I usually take this time to discuss a Wonder, but today I'm going to talk about something a bit different: Ravages of Time (RoT).

Ravages of Time essentially "destroys" an Age A or Age I wonder.  From that point on the wonder generates 2 culture, but all of its other effects are lost.  one thing I always wondered was "How big of an effect did Ravages of Time have on the game?"

Game Statistics

RoT appears in just under a quarter of games played.  There may have been a game or two when Ravages was played, but it did not "pop" before the game ended.  This greatly eliminates the "threat" of Ravages to only 1 in 4.

What Crumbles?

The chart below graphs the "crumble percentage" of each of the wonders.  The "crumble percentage" is the number of times the completed wonder was both present and chosen to crumble when RoT appeared.  I believe this number is slightly more accurate since not all wonders are built in every game.
From the graph we can see the largest target is Pyramids.  This effectively gains the player 2 points per turn in exchange for a single Action per turn.  Based on our calculations of Average "Culture per Action", this is a great trade off (see Average Scoring per Turn).

The crumbling of any other wonder is not so significant, generating an additional 1 culture per turn, which isn't bad, if the player had prepared for it beforehand by compensating for the loss of their wonder.

Only 6% of players do not build an Age A or Age I wonder by the time RoT makes an appearance, meaning they gain neither a benefit nor a decrease.  More precisely, the player suffers no direct consequences.  The reality is the player needs to make up an additional culture per turn since the other player's culture increases by 1 per turn.


Ravages of Time is nowhere as large a threat as I originally anticipated.  In fact, it is probably not an effective danger at all.  Appearing in only 25% of games means it is something to be anticipated, but not overly concerned about.  Second, by the time it makes an appearance, turn 15 or turn 16, the player should have their economy in full steam and any issues caused by the "loss" of the wonder should have little impact on the player.

The two exceptions I can see is St. Peter's Basilica and Hanging Gardens.  Both would negatively impact Happiness, with St. Peter's having a greater impact at turn 15.  Worse case scenario, the player needs to disband two or three structures to resolve the unhappiness, otherwise the nation goes into Civil Disorder. This may seem a large deal, but consider the player should have assigned these two (or three) workers to some other activity through the course of the game, so it is bringing the player into realignment with the other players.
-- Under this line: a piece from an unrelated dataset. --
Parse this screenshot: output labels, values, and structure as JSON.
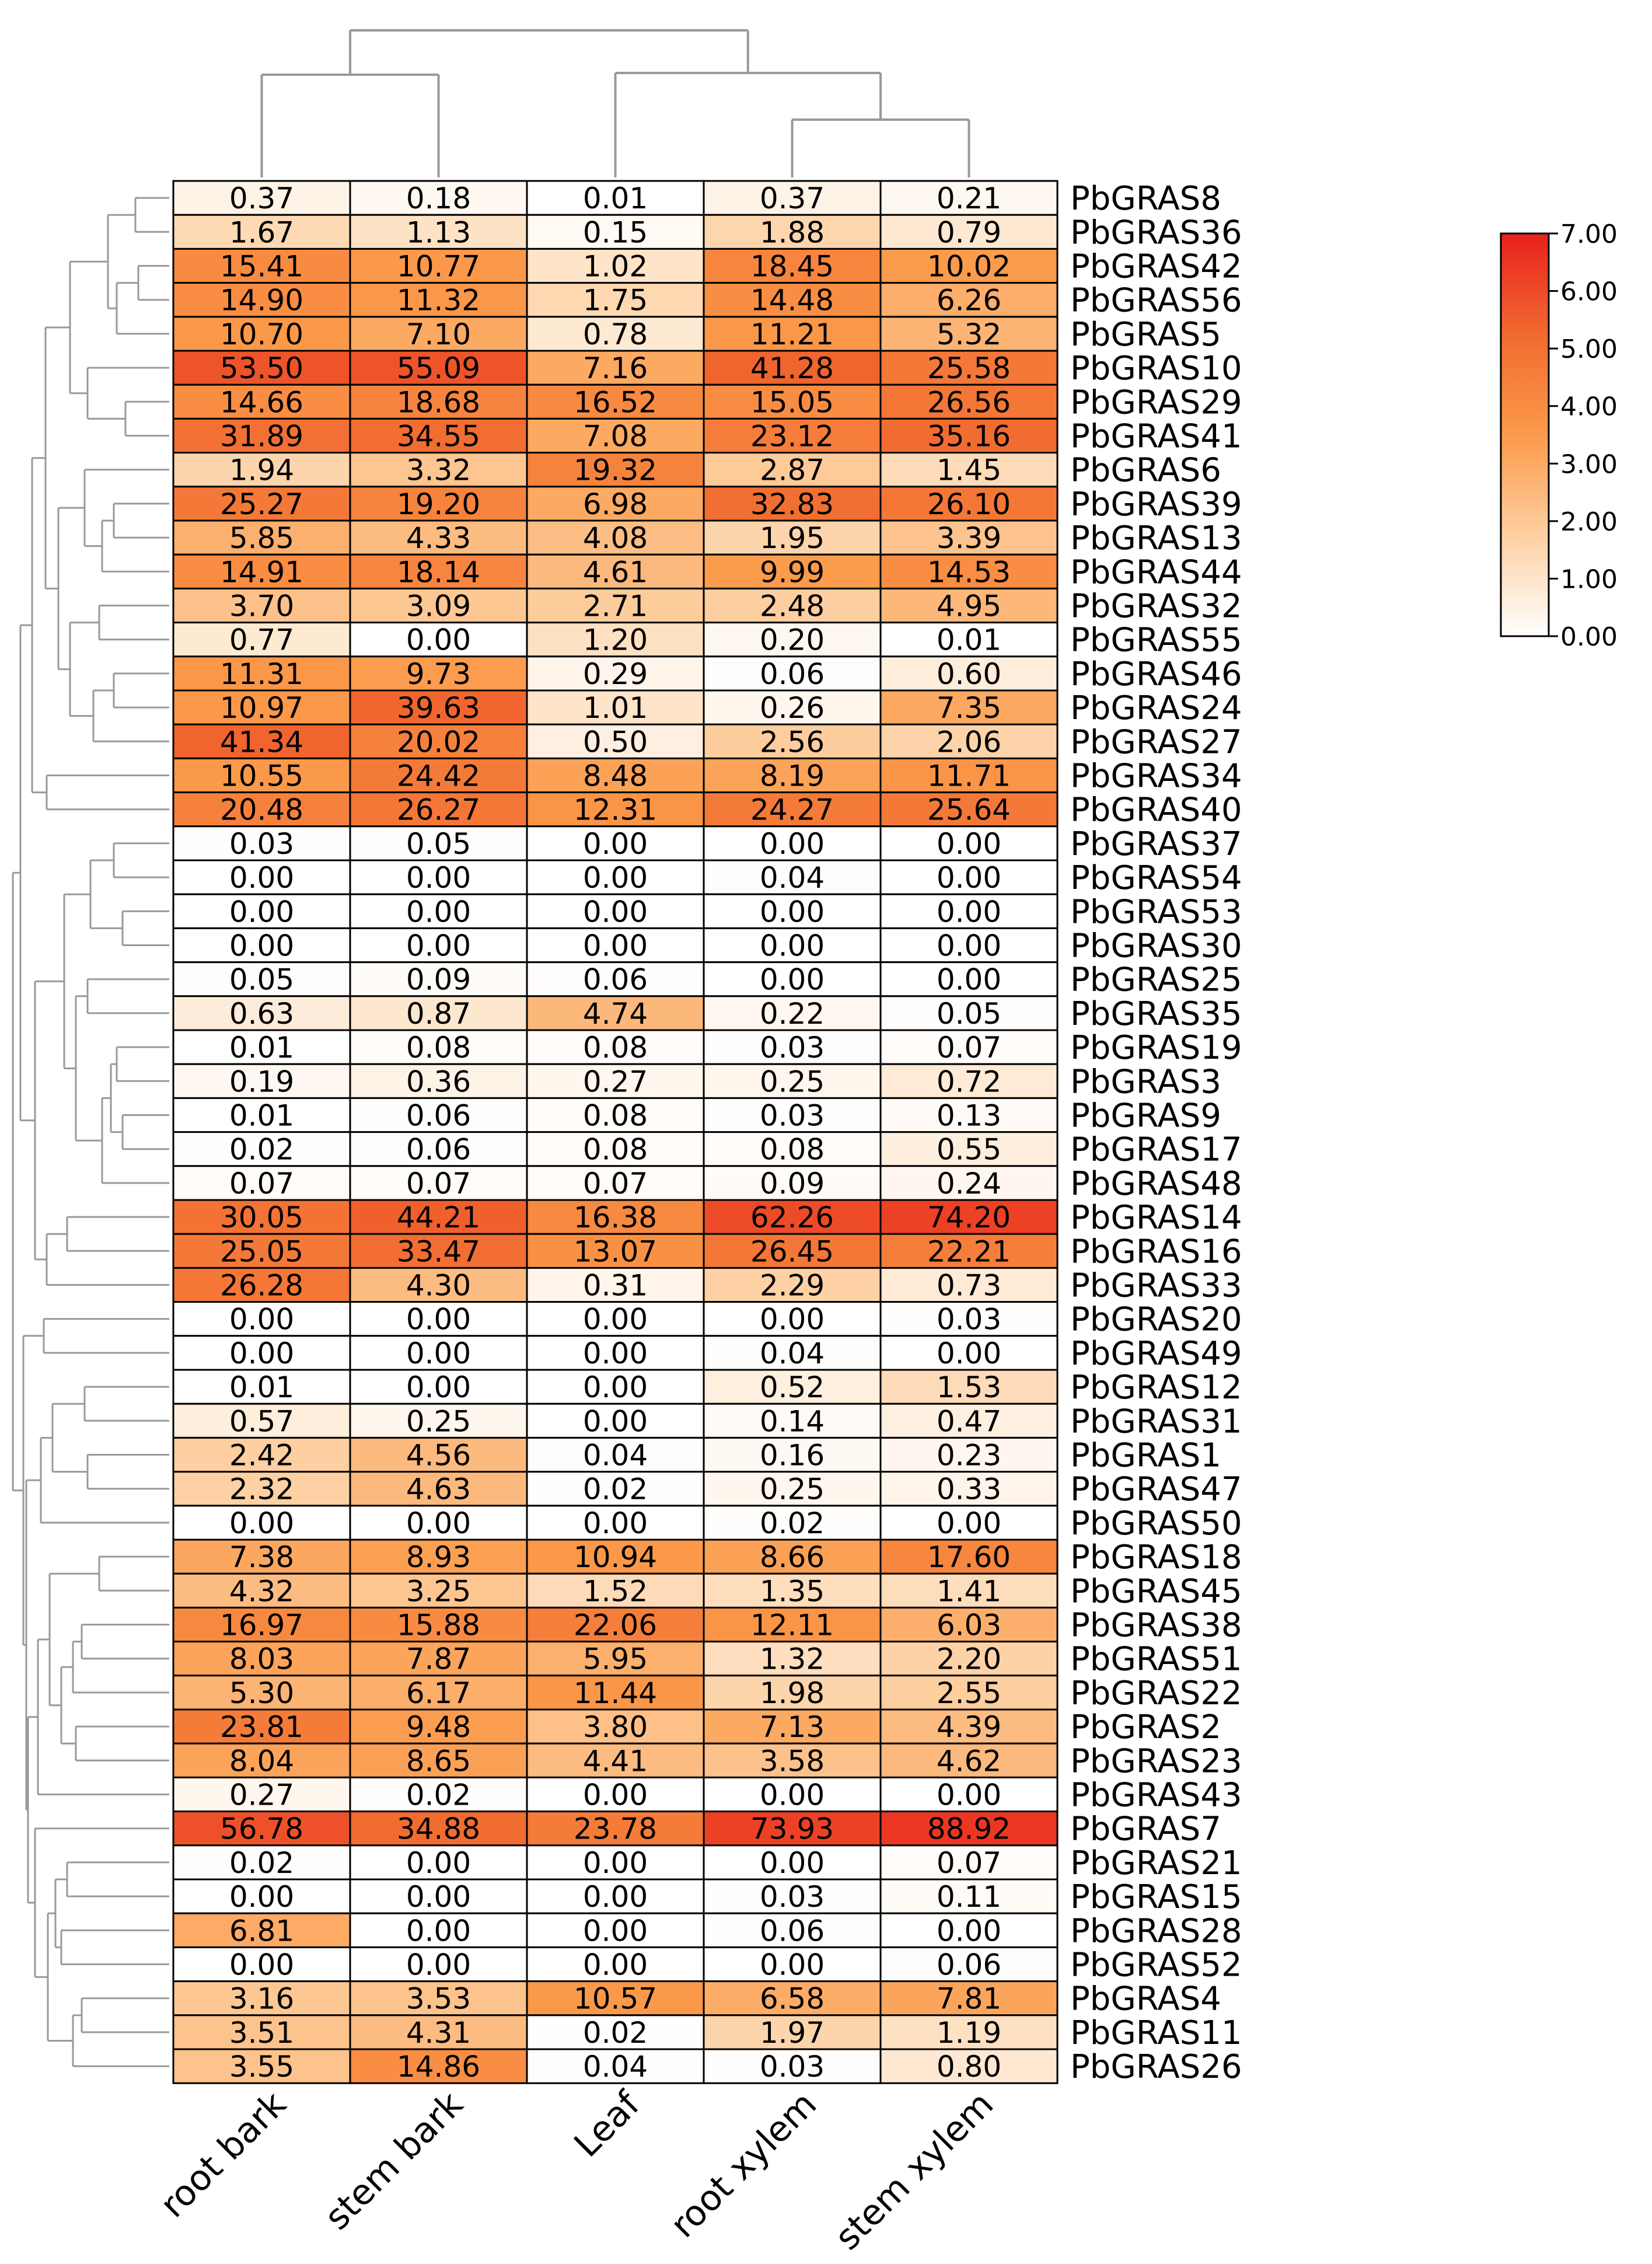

Now, if a player has both Hanging Gardens and St. Peter's Basilica, there is the possibility the player completely ignored happiness generating buildings altogether.  In this case the player may find themselves rushing to reallocate population, spending actions on useless upgrades.  Analyzing games showed this happened only once.  In the other games the player with both SPB and HG had sufficient unassigned workers to "absorb" the loss of one of the two Wonders.

In short, RoT is not as big a danger or as big a threat as I originally thought.  I now believe RoT is a great card for the player with Pyramids as it quickly boosts their culture/action ratio, without benefiting their players as much.  Furthermore, it comes at a time when the player should no longer have an issue with Actions.